Spicer 18 (’40-’71), Dana 20 (’62-’79), and Dana 300 (’80 only) (BW1305 and BW1339 ’73-’79)
In the speedometer adjustment game, the further back you go, the harder it can be to find parts, and the harder it is to get to them for swapping. Spicer 18 and Dana 20 T-cases have a speedometer drive gear (A) and a driven gear (B), which is a light press fit on the output shaft (C). The Dana 300 was the bridge between the old and new styles of speedometer gearing. If you’ve got a short-output unit from a ’80 Jeep, the gears can be hard to find, but most of the driven gears and speedometer drive gears that work with a Dana 20 or Spicer 18 will work. Herm The Overdrive Guy has both driven gears and drive gears and Quadratec has driven gears.
If you can’t find the driven gear and drive gear that you want, Performance Automotive and Transmission Center (PATC) is a great resource. Not only does the company offer speedometer head calibration, but it offers these ratio adjusters that go in line with your speedometer cable and aren’t that much more coin than a speedometer gear.
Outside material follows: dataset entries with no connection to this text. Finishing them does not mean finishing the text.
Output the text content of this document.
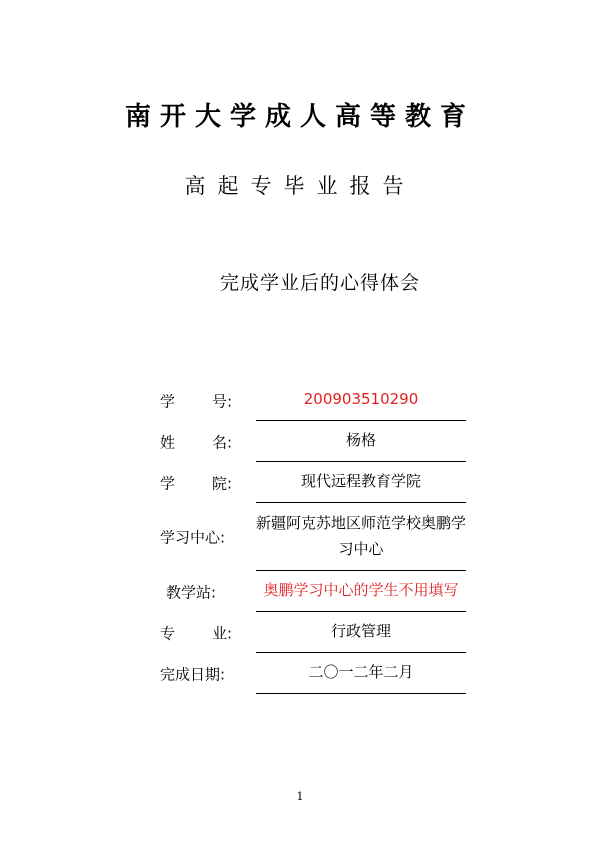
南开大学成人高等教育
高起专毕业报告
完成学业后的心得体会
学 号:	200903510290
姓 名:	杨格
学 院:	现代远程教育学院
学习中心:
新疆阿克苏地区师范学校奥鹏学习中心
教学站:	奥鹏学习中心的学生不用填写
专 业:	行政管理
完成日期:	二〇一二年二月
1
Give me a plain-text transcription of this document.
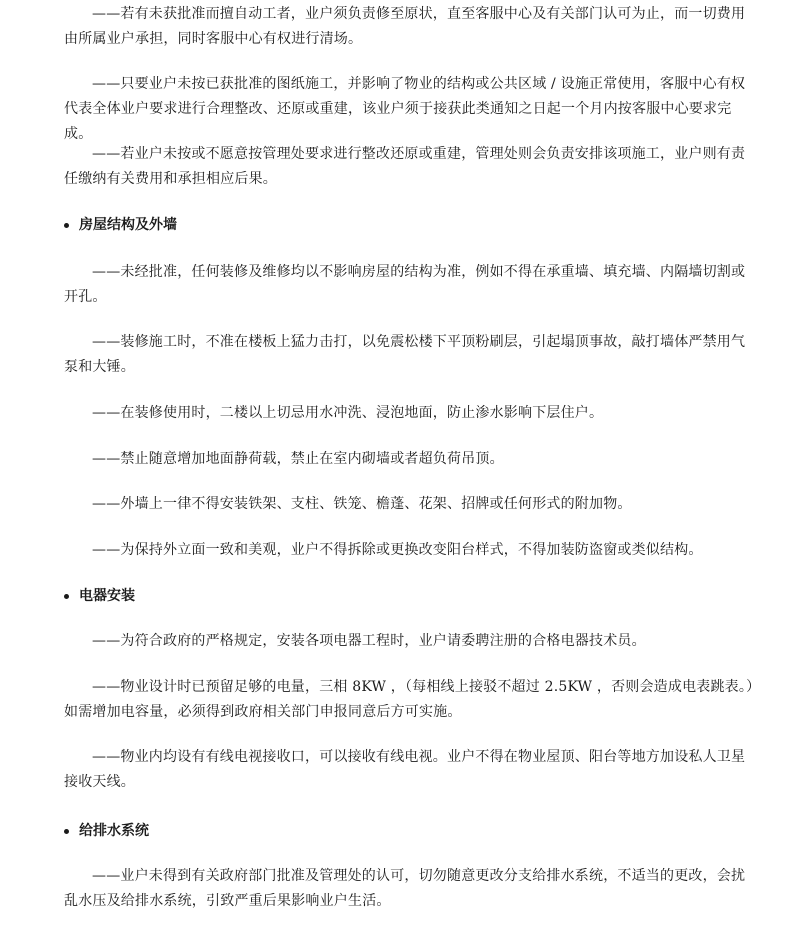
——若有未获批准而擅自动工者，业户须负责修至原状，直至客服中心及有关部门认可为止，而一切费用由所属业户承担，同时客服中心有权进行清场。
——只要业户未按已获批准的图纸施工，并影响了物业的结构或公共区域 / 设施正常使用，客服中心有权代表全体业户要求进行合理整改、还原或重建，该业户须于接获此类通知之日起一个月内按客服中心要求完成。
——若业户未按或不愿意按管理处要求进行整改还原或重建，管理处则会负责安排该项施工，业户则有责任缴纳有关费用和承担相应后果。
房屋结构及外墙
——未经批准，任何装修及维修均以不影响房屋的结构为准，例如不得在承重墙、填充墙、内隔墙切割或开孔。
——装修施工时，不准在楼板上猛力击打，以免震松楼下平顶粉刷层，引起塌顶事故，敲打墙体严禁用气泵和大锤。
——在装修使用时，二楼以上切忌用水冲洗、浸泡地面，防止渗水影响下层住户。
——禁止随意增加地面静荷载，禁止在室内砌墙或者超负荷吊顶。
——外墙上一律不得安装铁架、支柱、铁笼、檐蓬、花架、招牌或任何形式的附加物。
——为保持外立面一致和美观，业户不得拆除或更换改变阳台样式，不得加装防盗窗或类似结构。
电器安装
——为符合政府的严格规定，安装各项电器工程时，业户请委聘注册的合格电器技术员。
——物业设计时已预留足够的电量，三相 8KW ，（每相线上接驳不超过 2.5KW ，否则会造成电表跳表。）如需增加电容量，必须得到政府相关部门申报同意后方可实施。
——物业内均设有有线电视接收口，可以接收有线电视。业户不得在物业屋顶、阳台等地方加设私人卫星接收天线。
给排水系统
——业户未得到有关政府部门批准及管理处的认可，切勿随意更改分支给排水系统，不适当的更改，会扰乱水压及给排水系统，引致严重后果影响业户生活。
NP231 (’91 only) and NP242 (’91 only)
In 1991, things got weird again. Jeep switched over to the Bendix HO-style multiport fuel injection for the YJ and XJ/MJ. The Bendix system wanted to see some kind of VSS input. If it doesn’t see it, the check engine light comes on and the zombie apocalypse is unleashed. The big housing with two wires coming out of it is your clue that zombies might be in your T-case. We’ve seen ’92 Jeeps go both ways, so check before you go crazy figuring “Well Jp said I had a ’92 so I could use this.” This is kind of a bad news/ good news kind of thing. You can’t use the electric doohickeys we talk about elsewhere in this article, but it isn’t as weird as an ’87 YJ with an NP207. You can use the same gears we talk about above for the earlier NP231 and NP242. Seen in the foreground are 32-tooth and 38-tooth gears we got from Quadratec.
Dana 300 (’81-’86), NP208 (’80-’87), NP219 (’80-’82), NP228 and NP229 (’80-’84), NP231 (’88-’90), and NP242 (’87-’90)
Finally we hit normalization. Starting in 1981 the tailshaft on the Dana 300 grew to eliminate the driven gear setup. The output shaft grew an inch or two and the “gear” was cut right into the output shaft. Some claim that made the shaft weaker, but we don’t really know either way. What we do know is that if you have this aluminum elliptical speedometer gear holder, your life just got easier. Gears are widely available and there are many tooth counts to better fine-tune your speedometer’s reading.